NSG (Navigating Spreading-out Graph): An alternative graph-based ANN algorithm that achieves slightly better recall-to-speed ratios by constructing a navigable spreading-out graph rather than a hierarchy. Less widely adopted than HNSW but competitive on benchmarks.
DiskANN: Microsoft's variant designed for billion-scale datasets that don't fit in memory. Uses a combination of in-memory and on-disk graph structures.

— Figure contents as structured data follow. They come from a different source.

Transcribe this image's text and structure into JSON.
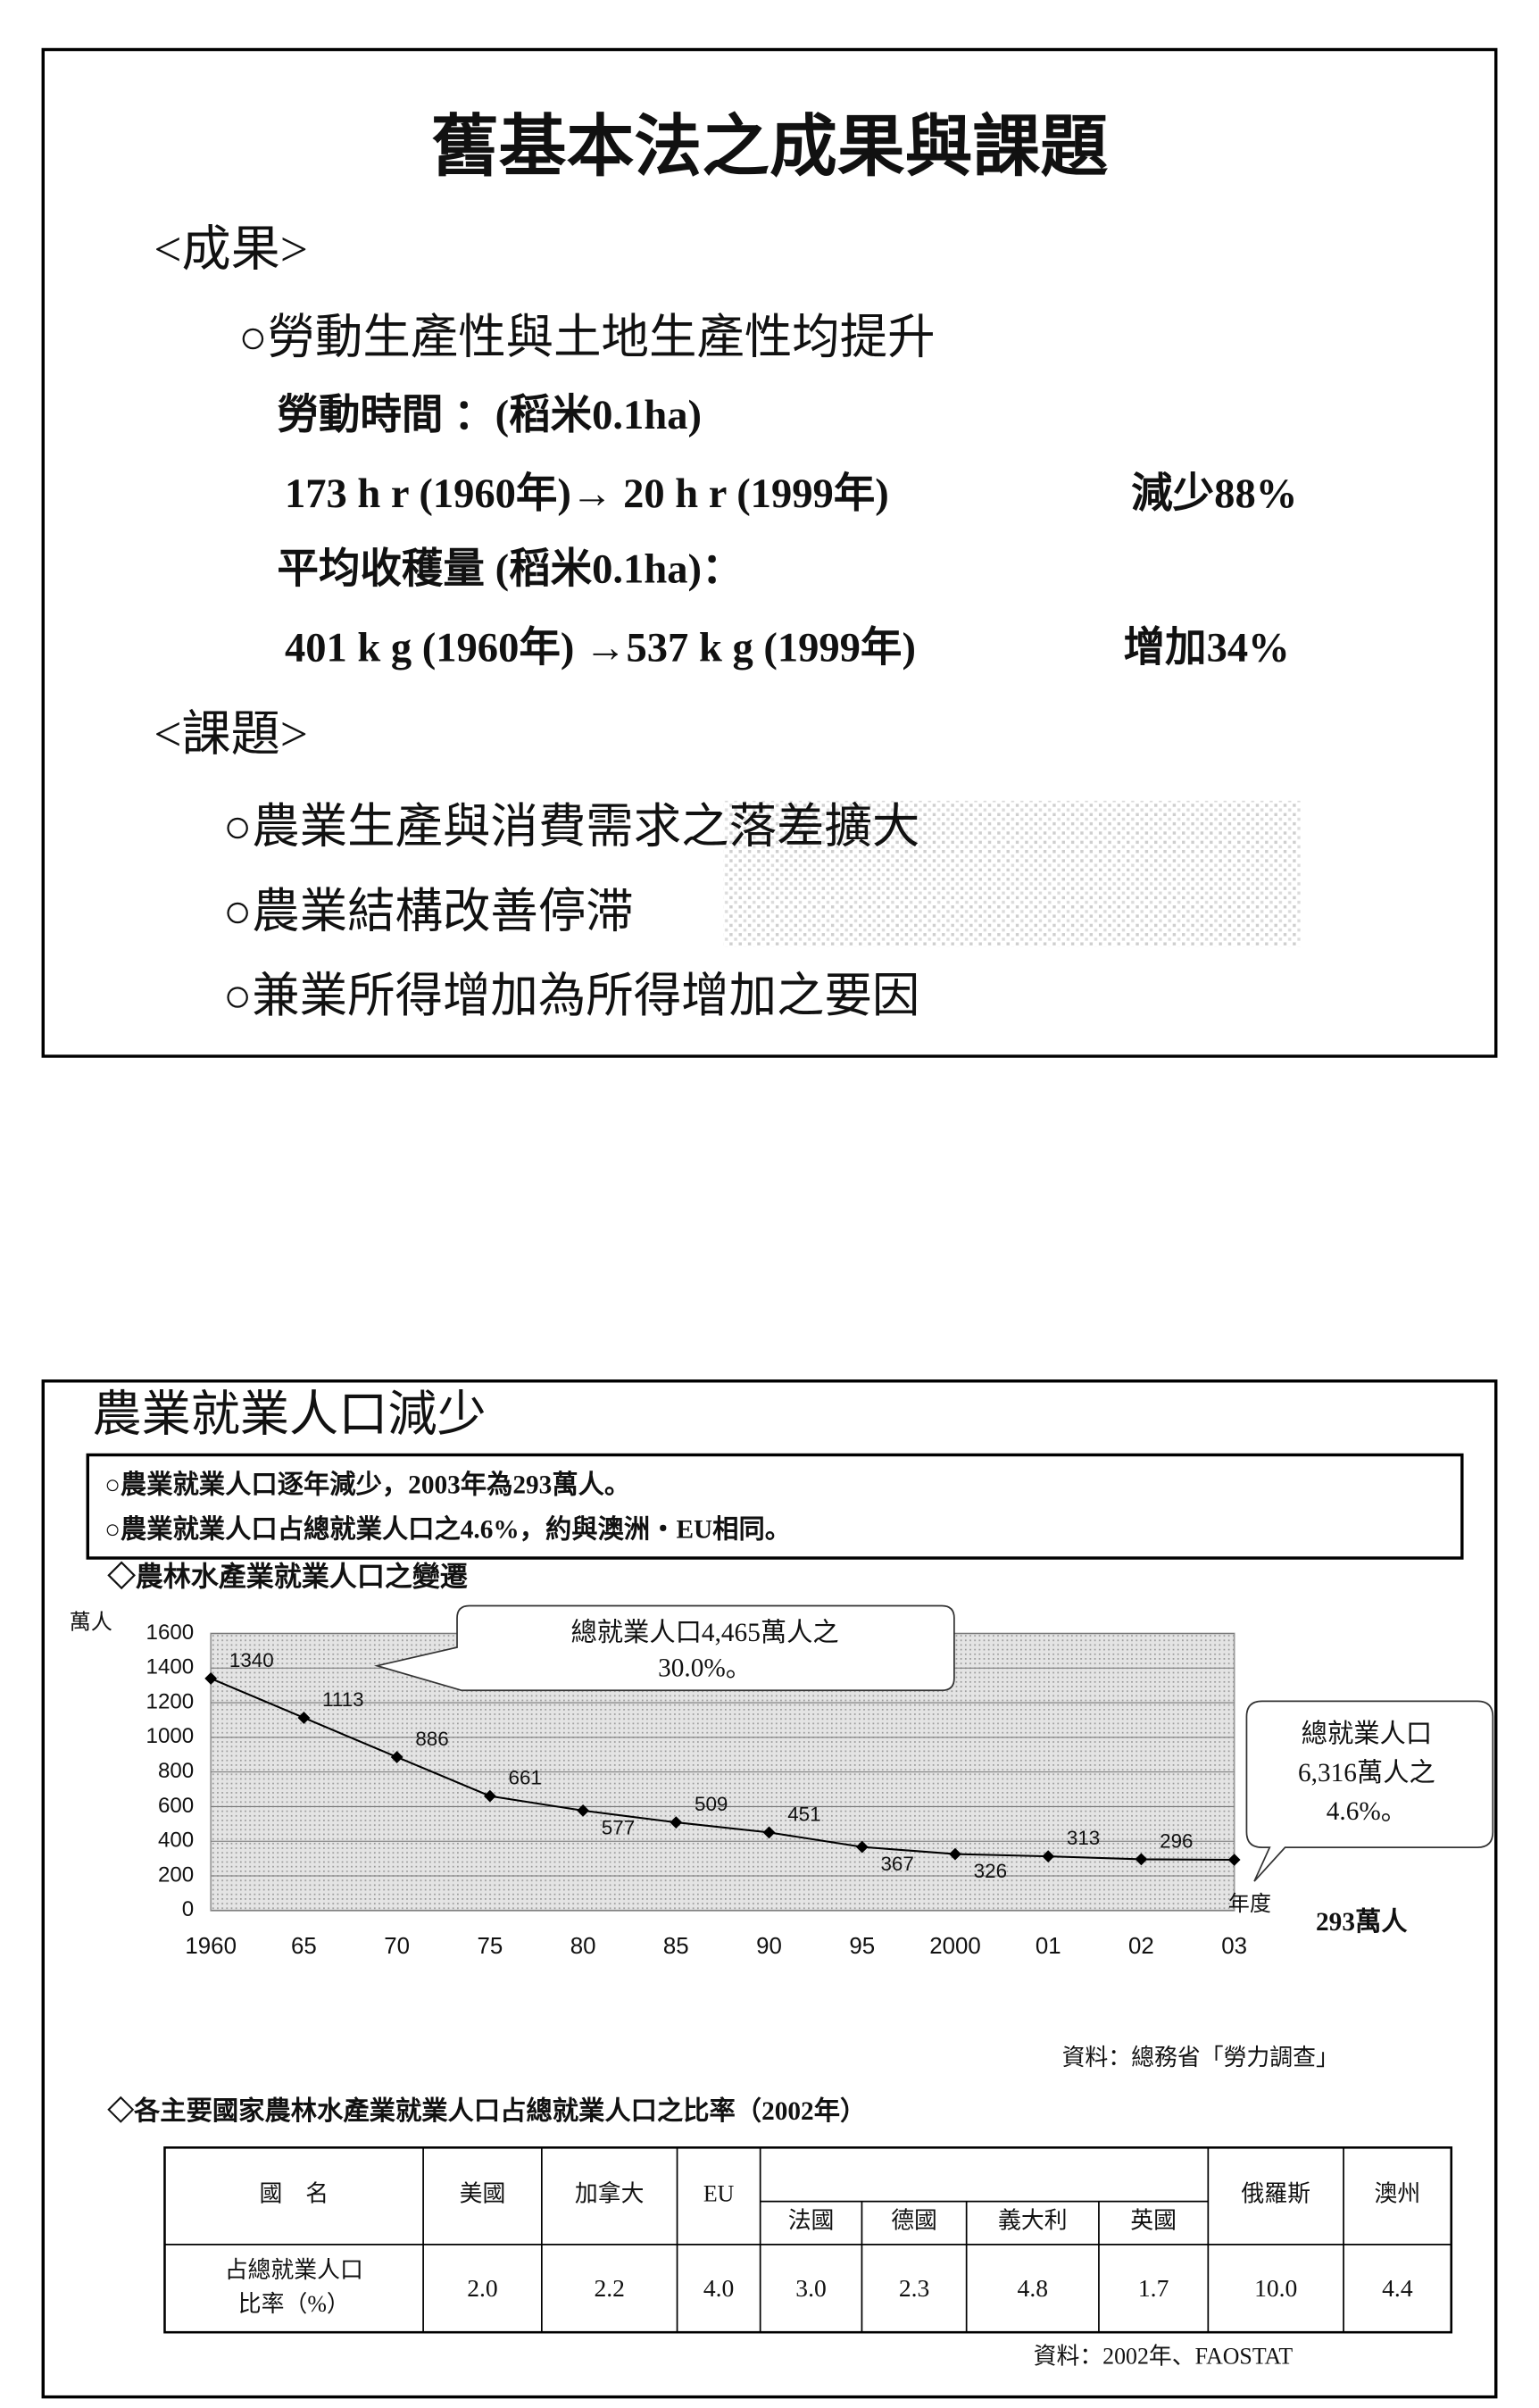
{
  "slide1": {
    "title": "舊基本法之成果與課題",
    "results": {
      "heading": "<成果>",
      "point": "○勞動生產性與土地生產性均提升",
      "lines": [
        "勞動時間 ：(稻米0.1ha)",
        "173 h r (1960年)→  20 h r (1999年)",
        "平均收穫量 (稻米0.1ha)：",
        "401 k g (1960年) →537 k g (1999年)"
      ],
      "changes": [
        "減少88%",
        "增加34%"
      ]
    },
    "issues": {
      "heading": "<課題>",
      "items": [
        "○農業生產與消費需求之落差擴大",
        "○農業結構改善停滞",
        "○兼業所得增加為所得增加之要因"
      ]
    }
  },
  "slide2": {
    "title": "農業就業人口減少",
    "bullets": [
      "○農業就業人口逐年減少，2003年為293萬人。",
      "○農業就業人口占總就業人口之4.6%，約與澳洲・EU相同。"
    ],
    "chart": {
      "type": "line",
      "title": "◇農林水產業就業人口之變遷",
      "y_label": "萬人",
      "x_label": "年度",
      "categories": [
        "1960",
        "65",
        "70",
        "75",
        "80",
        "85",
        "90",
        "95",
        "2000",
        "01",
        "02",
        "03"
      ],
      "values": [
        1340,
        1113,
        886,
        661,
        577,
        509,
        451,
        367,
        326,
        313,
        296,
        293
      ],
      "ylim": [
        0,
        1600
      ],
      "yticks": [
        0,
        200,
        400,
        600,
        800,
        1000,
        1200,
        1400,
        1600
      ],
      "grid": true,
      "color": "#000000",
      "callouts": [
        [
          "總就業人口4,465萬人之",
          "30.0%。"
        ],
        [
          "總就業人口",
          "6,316萬人之",
          "4.6%。"
        ]
      ],
      "end_label": "293萬人"
    },
    "chart_source": "資料：總務省「勞力調查」",
    "table": {
      "title": "◇各主要國家農林水產業就業人口占總就業人口之比率（2002年）",
      "header": [
        "國　名",
        "美國",
        "加拿大",
        "EU",
        "法國",
        "德國",
        "義大利",
        "英國",
        "俄羅斯",
        "澳州"
      ],
      "row_label": [
        "占總就業人口",
        "比率（%）"
      ],
      "row": [
        "2.0",
        "2.2",
        "4.0",
        "3.0",
        "2.3",
        "4.8",
        "1.7",
        "10.0",
        "4.4"
      ]
    },
    "table_source": "資料：2002年、FAOSTAT"
  }
}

A good reference for understanding how to scale HNSW beyond RAM capacity.
Summary
Implementing HNSW from scratch gives us deep insight into why it dominates ANN search:
- The genius of hierarchical structure: Using exponentially decaying probabilities to achieve natural layer distribution, requiring no manual intervention
- Efficiency of greedy search: Every step moves toward a closer point; combined with the multi-layer structure, this achieves O(log n) complexity
- The importance of bidirectional connections: Ensures graph symmetry and connectivity — the key to recall guarantees
- Flexibility of the ef parameter: Dynamically adjustable at runtime, enabling the same index to be reused across different precision-speed tradeoff scenarios
Understanding HNSW not only helps you use vector databases more effectively, but also lays a foundation for understanding other graph algorithms and approximate computation methods more broadly.